# **Peach and Pink and Rose, Oh My!**



## SugarAsh182 (Dec 19, 2006)

This has been my fave go-to combo lately for a kind of natural look. Unfortunately, I took most of the pics while my hair was wet haha so don't mind that!

Face: NW20 concealer, NARS Laguna bronzer, MAC Shimpagne MSF

Lips: NARS Chelsea Girls, MAC Wonderstruck l/g

Eyes: WnW cream e/s as base, MAC Goldenaire pigment on lid, MAC Maroon pigment in crease and outer corners, MAC Deckchair pigment to highlight with a bit of MAC Frost blended right below brow, MAC Carbon e/s to line, MF Lash Perfection mascara























... and the only one with dry hair 
	

	
	
		
		

		
		
	


	




 and it's blurry


----------



## ette (Dec 19, 2006)

GORGEOUS!! You look fabulous in pinks.


----------



## ..kels* (Dec 19, 2006)

ooh i really like this! your lashes look fabulous!


----------



## Caderas (Dec 19, 2006)

i'm doing this look tomorrow, that settles it.  absolutely beautiful!  thanks for the inspiration!


----------



## star1692 (Dec 19, 2006)

God you look amazing girl!  You lips are to die for! and I absolutely love the eyes!


----------



## Moppit (Dec 19, 2006)

You are very beautiful in a natural way.


----------



## prinzessin784 (Dec 19, 2006)

This look is absolutely gorgeous!  I have all those colors so maybe tomorrow I will try and recreate this!  I hope it comes even close to looking this good!


----------



## Dreamergirl3 (Dec 19, 2006)

lovely


----------



## Juneplum (Dec 19, 2006)

yay ur posting fotd's again 
	

	
	
		
		

		
		
	


	




 ur gorgeous as ever!


----------



## mzreyes (Dec 20, 2006)

Quote:

   Originally Posted by *..kels** 

 
_ooh i really like this! your lashes look fabulous! 
	

	
	
		
		

		
		
	


	


_

 
yeeeeeesssss!! what she said!!! ^^


----------



## chrisantiss (Dec 20, 2006)

beautiful look


----------



## Luxurious (Dec 20, 2006)

wow...the lip pic could be an ad! i loooove them(your lips). the color is awesome, and your lashes are amazing. so pretty


----------



## hyperRealGurl (Dec 20, 2006)

very pretty


----------



## Shimmer (Dec 20, 2006)

gorggggeous.


----------



## Bianca (Dec 20, 2006)

You look lovely and I envy those lashes!!!!!!!!!


----------



## Glitziegal (Dec 20, 2006)

Wow! you are so old style hollywood.  I love it.

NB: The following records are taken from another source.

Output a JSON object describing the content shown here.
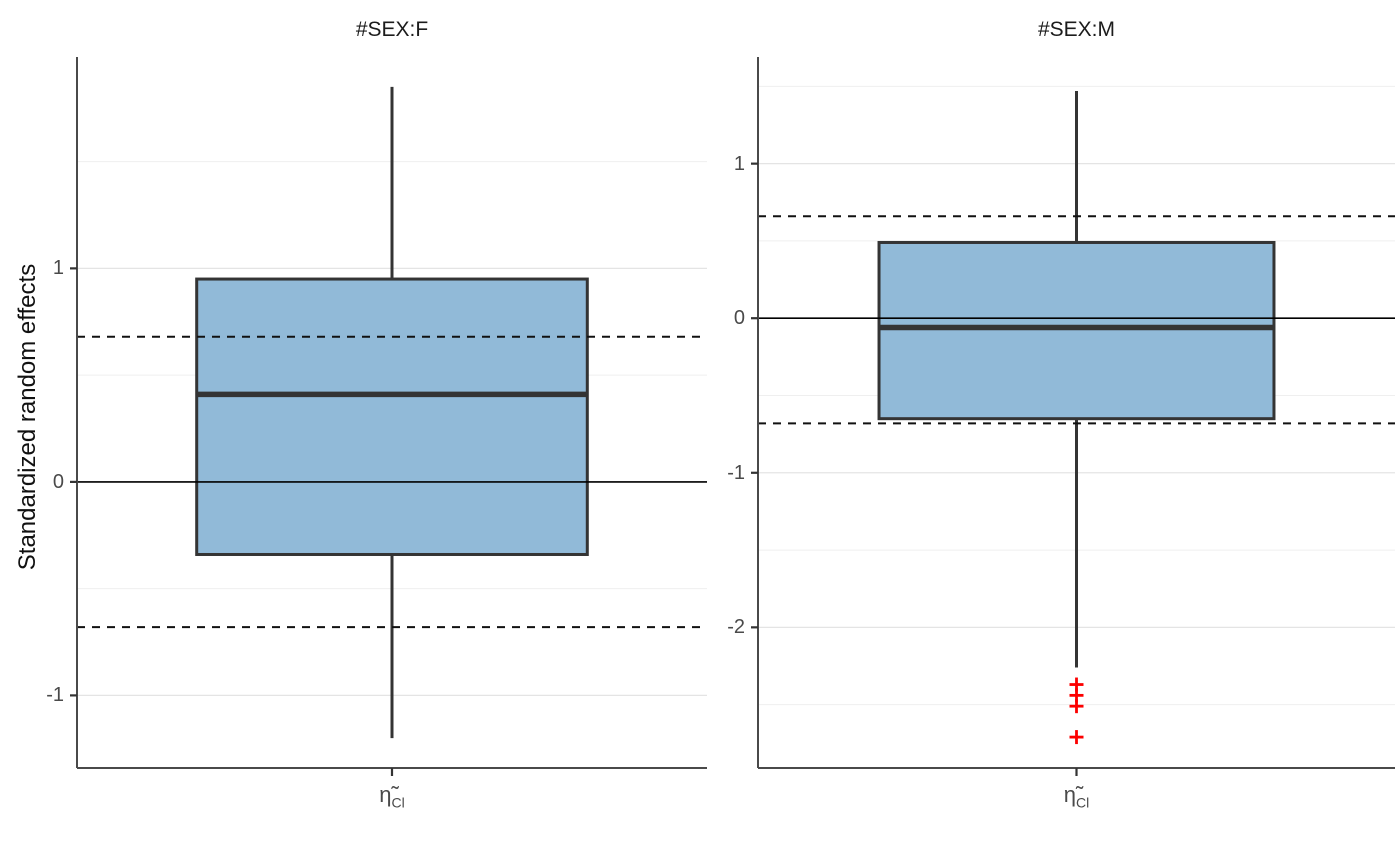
{
  "figure": {
    "ylabel": "Standardized random effects",
    "background": "#ffffff"
  },
  "colors": {
    "box_fill": "#91bad8",
    "box_stroke": "#343434",
    "median_line": "#343434",
    "whisker": "#343434",
    "zero_line": "#000000",
    "dashed_line": "#111111",
    "gridline_major": "#e4e4e4",
    "gridline_minor": "#efefef",
    "axis_line": "#4a4a4a",
    "tick_mark": "#333333",
    "tick_label": "#4a4a4a",
    "panel_title": "#1c1c1c",
    "outlier": "#fc0000"
  },
  "chart_data": [
    {
      "type": "boxplot",
      "panel_title": "#SEX:F",
      "x_category": {
        "base": "η̃",
        "subscript": "Cl"
      },
      "ylabel": "Standardized random effects",
      "ylim": [
        -1.34,
        1.99
      ],
      "yticks": [
        -1,
        0,
        1
      ],
      "minor_grid_step": 0.5,
      "box": {
        "q1": -0.34,
        "median": 0.41,
        "q3": 0.95,
        "whisker_low": -1.2,
        "whisker_high": 1.85
      },
      "reference_lines": {
        "solid": 0,
        "dashed": [
          0.68,
          -0.68
        ]
      },
      "outliers": [],
      "grid": "on",
      "legend": "none"
    },
    {
      "type": "boxplot",
      "panel_title": "#SEX:M",
      "x_category": {
        "base": "η̃",
        "subscript": "Cl"
      },
      "ylabel": "Standardized random effects",
      "ylim": [
        -2.91,
        1.69
      ],
      "yticks": [
        -2,
        -1,
        0,
        1
      ],
      "minor_grid_step": 0.5,
      "box": {
        "q1": -0.65,
        "median": -0.06,
        "q3": 0.49,
        "whisker_low": -2.26,
        "whisker_high": 1.47
      },
      "reference_lines": {
        "solid": 0,
        "dashed": [
          0.66,
          -0.68
        ]
      },
      "outliers": [
        -2.37,
        -2.44,
        -2.51,
        -2.71
      ],
      "grid": "on",
      "legend": "none"
    }
  ]
}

*this is meant to be a huge compliment by the way*


----------



## Lollie (Dec 20, 2006)

Beautiful as always Ash!


----------



## veilchen (Dec 20, 2006)

That's so so so pretty!! I could keep adding *so* because it's incredibly pretty!


----------



## IslandGirl77 (Dec 20, 2006)

Beautiful!


----------



## kimmy (Dec 20, 2006)

i loove this look! you have such amazing lashes


----------



## saniyairshad (Dec 20, 2006)

ur look like heavenly. seriously. seems like the term "peaches and cream" was coined for you...UR SIMPLY GORGEOUS!!!


----------



## linkas (Dec 20, 2006)

Lovely!!


----------



## adorkable (Dec 20, 2006)

I think you may have just found the most absolutely perfect look for you! WOW!!!


----------



## YvonneTheBlond (Dec 20, 2006)

This is one of my favorite looks for you. wow!


----------



## Miss World (Dec 20, 2006)

looks great


----------



## TM26 (Dec 20, 2006)

The colors you used on your eyes look amazing. It really brings out your eyes.


----------



## meowgoezdacow (Dec 20, 2006)

you look great!! very natural and radiant.


----------



## ginger9 (Dec 22, 2006)

Hey pretty lady 
	

	
	
		
		

		
		
	


	




 I think I've said this before but you have really scrumptious lips.... looks like candy....


----------



## snowkei (Dec 23, 2006)

I love ur lips and eyes!


----------



## almondeyez81 (Dec 23, 2006)

So-gorgeous.


----------



## JoyZz (Dec 23, 2006)

Very pretty, the colours you used suit you extremly well.


----------



## aziza (Dec 24, 2006)

I am soooo tripping over your skin! Absolutely flawless!!! What's your skincare routine, if you don't mind me asking?


----------



## LindseySullivan (Dec 25, 2006)

Gorgeous!


----------



## Jess-ee-ka (Dec 26, 2006)

So pretty, looks amazing with your eyes.  Well done girl!!


----------



## Sundae (Dec 27, 2006)

This is pretty. Pinks kinda come up lighter on my skin and looks whitish. It looks really lovely on you.
Great Job


----------



## katisha (Dec 27, 2006)

Love this look 
	

	
	
		
		

		
		
	


	




 You're beautiful.


----------



## tadzio79 (Dec 27, 2006)

all your looks are amazing!!!


----------



## *Luna* (Dec 28, 2006)

I love this look! It's so soft and you should know that I totally have eyelash envy right now.


----------



## L0VELY (Dec 28, 2006)

This look is so pretty! I love the colors on your lips! And your lashes are amazing!


----------



## Emmi (Dec 29, 2006)

Love it!!


----------



## Navessa (Jan 12, 2007)

fabulous!

good to "see" you again!


----------



## n_c (Jan 12, 2007)

Beautiful!


----------



## slvrlips (Jan 12, 2007)

very pretty


----------



## chrisantiss (Jan 13, 2007)

very nice


----------



## Riet (Jan 13, 2007)

Wow, so gorgeous colors in you


----------



## lafemmenoir (Jan 13, 2007)

*You ladies .... so lovely.... how come you can't leave near me???? I want that look...yep....*


----------



## ben (Jan 13, 2007)

i can see why it's your favorite ; o )


----------



## Viva_la_MAC_Girl (Jan 13, 2007)

So lovely and fresh!!!!


----------



## AprilBomb (Jan 13, 2007)

wow that looks pretty!


----------



## kaliraksha (Jan 14, 2007)

ahck, pinks look wonderful on you. beautiful, love the 4th pic


----------



## mebabygirl86 (Jan 14, 2007)

so fab


----------



## EmbalmerBabe (Jan 14, 2007)

Your so angelic! What skincare do you use?


----------



## Pascal (Jan 14, 2007)

Quote:

   Originally Posted by *ette* 

 
_GORGEOUS!! You look fabulous in pinks._


----------



## super_chique (Jan 17, 2007)

wow

absolutely gorgeous


----------



## nyna (Jan 19, 2007)

these colors are perfect for you 
your look is so fresh and natural.
I love it


----------